A escritura é a norma normans, conforme Lutero formula nos artigos de Esmalcalde (1536): “A norma é: a palavra de Deus, e mais ninguém, nem mesmo um anjo, estabelecerá artigos de fé”[18]. Numa fase bem mais posterior, a Fórmula de Concórdia (1577) insiste que “cremos, ensinamos e confessamos que somente os escritos proféticos e apostólicos do Antigo e do Novo Testamento são a única regra e norma segundo a qual devem ser ajuizadas e julgadas igualmente todas as doutrinas e todos os mestres…”[19]. Toda outra formulação da fé, inclusive os escritos confessionais, depende dessa norma primária e é, portanto, norma normata. Embora os escritos confessionais tenham autoridade porque (quia) correspondem ao Evangelho, isso é verdade apenas na medida em que (quatenus) correspondem ao Evangelho, o que pode e deve ser verificado por qualquer fiel, razão pela qual importa tanto a ampla divulgação e leitura da escritura, traduzida para o vernáculo. Se não se pode justapor escritura, tradição e magistério, também não se pode partir apenas dos escritos confessionais. Não se pode advogar um estreito confessionalismo, pois também os escritos confessionais derivam sua autoridade do Evangelho e não têm valor em si mesmos (BRAKEMEIER, 2004).

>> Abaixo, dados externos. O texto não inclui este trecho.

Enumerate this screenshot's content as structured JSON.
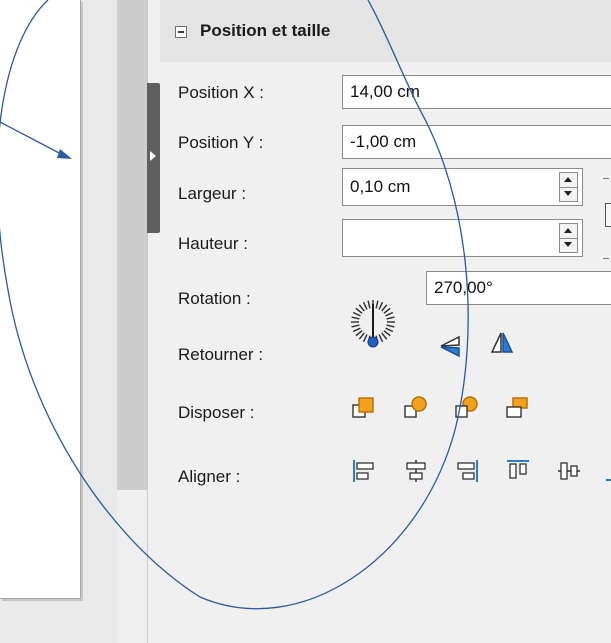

Afinal, quer-se preservar o evangelho, de origem divina, da sua distorção ao ser usurpado por seres humanos que se arroguem ser detentores da leitura correta[20]. Evidentemente, a hermenêutica moderna e a exegese histórico-crítica têm dinamizado essa concepção, insistindo no papel do autor e do leitor nos seus contextos específicos, visando, como diria Gadamer(1997, p.457), uma “fusão de horizontes”. Ou, numa formulação feliz do biblista ecumênico Weber (1998) enquanto eu leio a Bíblia, esta também é “o livro que me lê”. Nessa dinâmica de leitura mútua, que acontece num âmbito comunitário e ecumênico, como com muito êxito demonstrou o movimento bíblico no Brasil e na América Latina, acredita-se que seja o Espírito Santo que mostra o caminho[21]. A tarefa da igreja como creatura verbi é facilitar esse processo e zelar pela continuidade do testemunho apostólico, compreendido na contemporaneidade.

A INTRODUÇÃO DO MINISTÉRIO ORDENADO FEMININO
Numa carta ao então arcebispo de Cantuária, o Papa Paulo VI escreveu:

Ela [sc. a Igreja] defende que não é admissível ordenar mulheres para o sacerdócio, por razões verdadeiramente fundamentais. Estas razões compreendem: o exemplo – registado [sic] na Sagrada Escritura – de Cristo, que escolheu os seus Apóstolos só de entre os homens; a prática constante da Igreja que imitou Cristo ao escolher só homens; e seu magistério vivo o qual coerentemente estabeleceu, que a exclusão das mulheres do sacerdócio está em harmonia com o plano de Deus para a sua Igreja[22].

Na sua argumentação, o papa recorre às três instâncias interligadas: à escritura, à tradição (a prática constante da igreja) e ao magistério, que estariam em perfeita harmonia. Essa posição foi reforçada pelo Papa João Paulo II, em 1994, na sua carta apostólica Ordinatio Sacerdotalis, quando declarou

[…] para que seja excluída qualquer dúvida em assunto da máxima importância, que pertence à própria constituição divina da Igreja, em virtude do meu ministério de confirmar os irmãos (cf. Lc 22,32), declaro que a Igreja não tem absolutamente a faculdade de conferir a ordenação sacerdotal às mulheres, e que esta sentença deve ser considerada como definitiva por todos os fiéis da Igreja (JOÃO PAULO II,1994, n.4).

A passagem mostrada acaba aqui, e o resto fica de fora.